IV. Then, once more, think of the glowing and beautiful enthusiasm of our social philanthropists.—What man has done more for a multitude of souls than John Pounds, the poor Portsmouth cobbler, who, in the simple enthusiasm of ignorant love for the poor ragged children of the streets, became the ultimate founder of Ragged Schools! What a light from heaven was shed upon countless wanderers by the Gloucestershire printer, Robert Raikes, who saw the children wasting their Sundays idly in the streets. Go to the Embankment and see his statue there, and read the inscription: ‘As I asked, “Can nothing be done?” a voice answered, “Try”; I did try, and lo! what God hath wrought.’

Dean Farrar.

Illustration

‘Like the words “Utopian,” “Quixotic,” “impractical,” “enthusiasm” is one of the mud-banks reared by the world to oppose the swelling tide of moral convictions.

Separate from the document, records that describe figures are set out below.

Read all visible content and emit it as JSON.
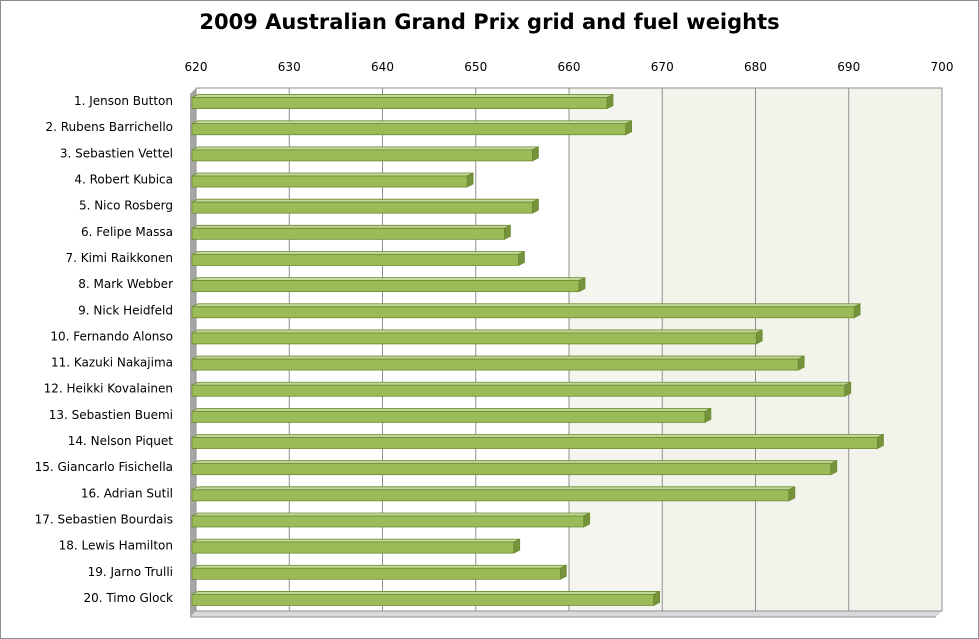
{
  "chart_data": {
    "type": "bar",
    "orientation": "horizontal",
    "title": "2009 Australian Grand Prix grid and fuel weights",
    "xlabel": "",
    "ylabel": "",
    "xlim": [
      620,
      700
    ],
    "x_ticks": [
      "620",
      "630",
      "640",
      "650",
      "660",
      "670",
      "680",
      "690",
      "700"
    ],
    "grid": true,
    "legend": "none",
    "categories": [
      "1. Jenson Button",
      "2. Rubens Barrichello",
      "3. Sebastien Vettel",
      "4. Robert Kubica",
      "5. Nico Rosberg",
      "6. Felipe Massa",
      "7. Kimi Raikkonen",
      "8. Mark Webber",
      "9. Nick Heidfeld",
      "10. Fernando Alonso",
      "11. Kazuki Nakajima",
      "12. Heikki Kovalainen",
      "13. Sebastien Buemi",
      "14. Nelson Piquet",
      "15. Giancarlo Fisichella",
      "16. Adrian Sutil",
      "17. Sebastien Bourdais",
      "18. Lewis Hamilton",
      "19. Jarno Trulli",
      "20. Timo Glock"
    ],
    "values": [
      664.5,
      666.5,
      656.5,
      649.5,
      656.5,
      653.5,
      655,
      661.5,
      691,
      680.5,
      685,
      690,
      675,
      693.5,
      688.5,
      684,
      662,
      654.5,
      659.5,
      669.5
    ],
    "colors": {
      "bar": "#9bbb59",
      "bar_top": "#c3d69b",
      "bar_side": "#76923c",
      "bar_edge": "#6b8a2e",
      "plot_band_light": "#ffffff",
      "plot_band_dark": "#f2f4ec",
      "grid": "#8f8f8f",
      "wall_shadow": "#a6a6a6"
    }
  }
}
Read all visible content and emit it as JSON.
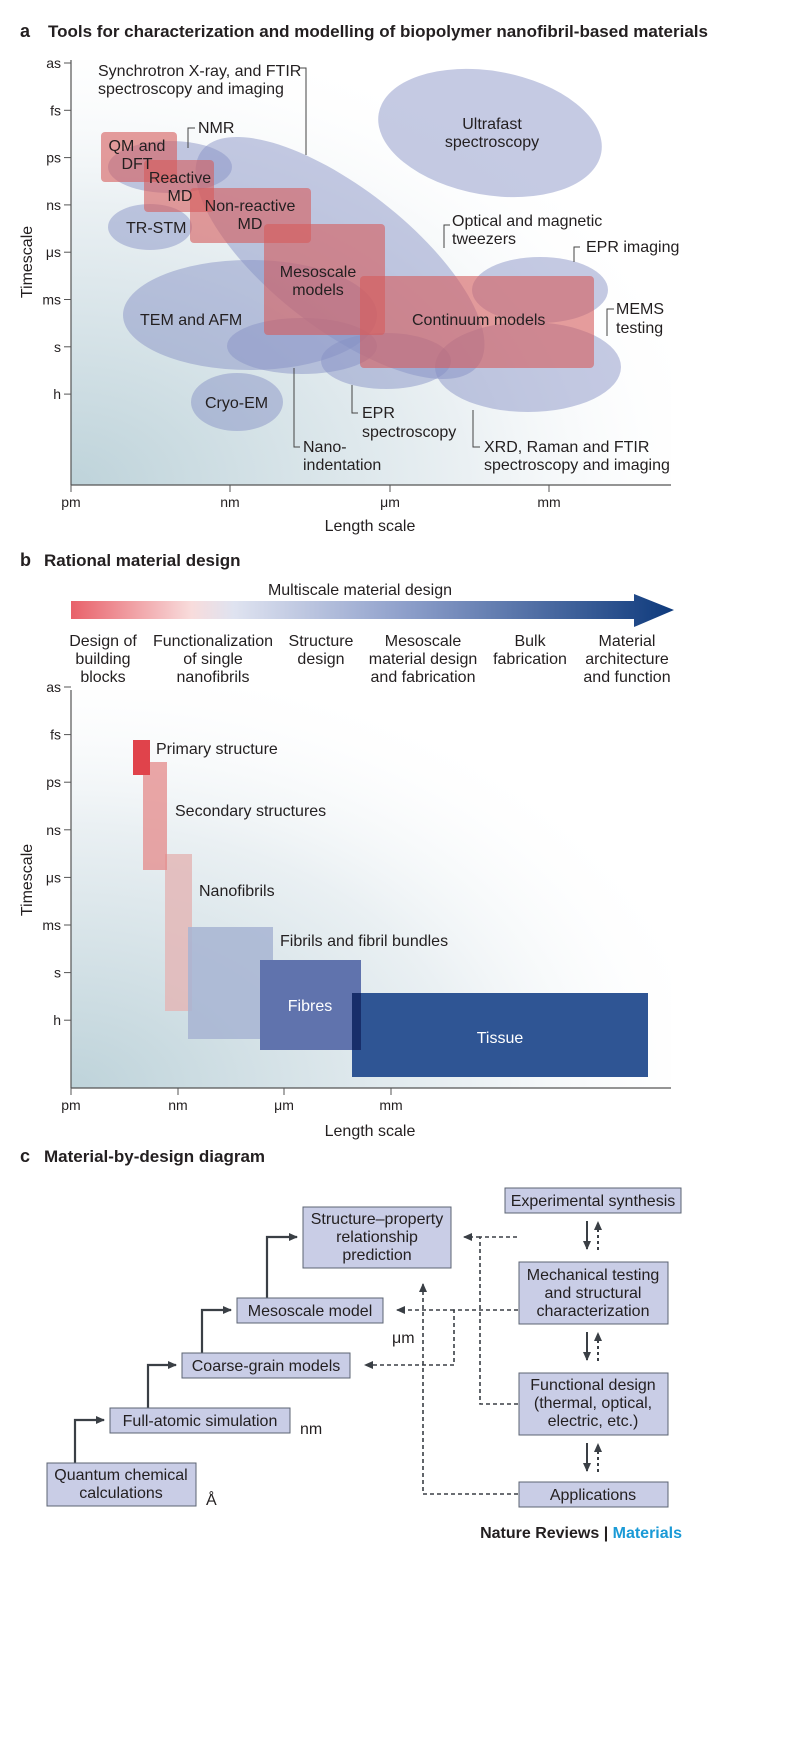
{
  "panel_a": {
    "letter": "a",
    "title": "Tools for characterization and modelling of biopolymer nanofibril-based materials",
    "y_ticks": [
      "as",
      "fs",
      "ps",
      "ns",
      "μs",
      "ms",
      "s",
      "h"
    ],
    "x_ticks": [
      "pm",
      "nm",
      "μm",
      "mm"
    ],
    "xlabel": "Length scale",
    "ylabel": "Timescale",
    "labels": {
      "synchrotron": [
        "Synchrotron X-ray, and FTIR",
        "spectroscopy and imaging"
      ],
      "nmr": "NMR",
      "qm": [
        "QM and",
        "DFT"
      ],
      "reactive": [
        "Reactive",
        "MD"
      ],
      "nonreactive": [
        "Non-reactive",
        "MD"
      ],
      "trstm": "TR-STM",
      "ultrafast": [
        "Ultrafast",
        "spectroscopy"
      ],
      "tweezers": [
        "Optical and magnetic",
        "tweezers"
      ],
      "epr_imaging": "EPR imaging",
      "mesoscale": [
        "Mesoscale",
        "models"
      ],
      "tem": "TEM and AFM",
      "continuum": "Continuum models",
      "mems": [
        "MEMS",
        "testing"
      ],
      "cryo": "Cryo-EM",
      "epr_spec": [
        "EPR",
        "spectroscopy"
      ],
      "nano": [
        "Nano-",
        "indentation"
      ],
      "xrd": [
        "XRD, Raman and FTIR",
        "spectroscopy and imaging"
      ]
    }
  },
  "panel_b": {
    "letter": "b",
    "title": "Rational material design",
    "arrow_label": "Multiscale material design",
    "stages": [
      [
        "Design of",
        "building",
        "blocks"
      ],
      [
        "Functionalization",
        "of single",
        "nanofibrils"
      ],
      [
        "Structure",
        "design"
      ],
      [
        "Mesoscale",
        "material design",
        "and fabrication"
      ],
      [
        "Bulk",
        "fabrication"
      ],
      [
        "Material",
        "architecture",
        "and function"
      ]
    ],
    "y_ticks": [
      "as",
      "fs",
      "ps",
      "ns",
      "μs",
      "ms",
      "s",
      "h"
    ],
    "x_ticks": [
      "pm",
      "nm",
      "μm",
      "mm"
    ],
    "xlabel": "Length scale",
    "ylabel": "Timescale",
    "structures": {
      "primary": "Primary structure",
      "secondary": "Secondary structures",
      "nanofibrils": "Nanofibrils",
      "fibrils": "Fibrils and fibril bundles",
      "fibres": "Fibres",
      "tissue": "Tissue"
    }
  },
  "panel_c": {
    "letter": "c",
    "title": "Material-by-design diagram",
    "boxes": {
      "quantum": [
        "Quantum chemical",
        "calculations"
      ],
      "full_atomic": "Full-atomic simulation",
      "coarse": "Coarse-grain models",
      "mesoscale": "Mesoscale model",
      "structure_prop": [
        "Structure–property",
        "relationship",
        "prediction"
      ],
      "exp_synth": "Experimental synthesis",
      "mech_test": [
        "Mechanical testing",
        "and structural",
        "characterization"
      ],
      "functional": [
        "Functional design",
        "(thermal, optical,",
        "electric, etc.)"
      ],
      "applications": "Applications"
    },
    "scale_labels": {
      "angstrom": "Å",
      "nm": "nm",
      "um": "μm"
    }
  },
  "footer": {
    "journal": "Nature Reviews",
    "separator": " | ",
    "section": "Materials"
  },
  "colors": {
    "blue_ellipse": "#8a97c8",
    "red_rect": "#d9696a",
    "dark_blue": "#1d4483",
    "accent": "#1a9ad6"
  }
}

The famous saying of Prince Talleyrand, “Surtout, point de zèle”—“Above all, no zeal”—concentrates the expression of the dislike felt by cold, calculating, selfish natures for those who are swept away by the force of mighty and ennobling aspirations. Throughout the eighteenth century—by way of protest first against the sobriety of the Puritans, and afterwards against the waking up of deep religious emotions by Wesley and Whitfield—the sermons of all comfortable, full-fed, wealthy conventionalists were filled with deprecations of enthusiasm. Men did not like the glow of reality, the blaze of deep feeling, the rushing winds of prophecy, harbingers of the dawn bursting over cold, grey lives. What they wished for was the calculating religion of compromise; or an orthodoxy which slumbers because it will not inquire; of a conventionality which never broke their leagues with death or their convenants with hell. They dreaded the throb of a startled conscience, the agony of a revealing light.’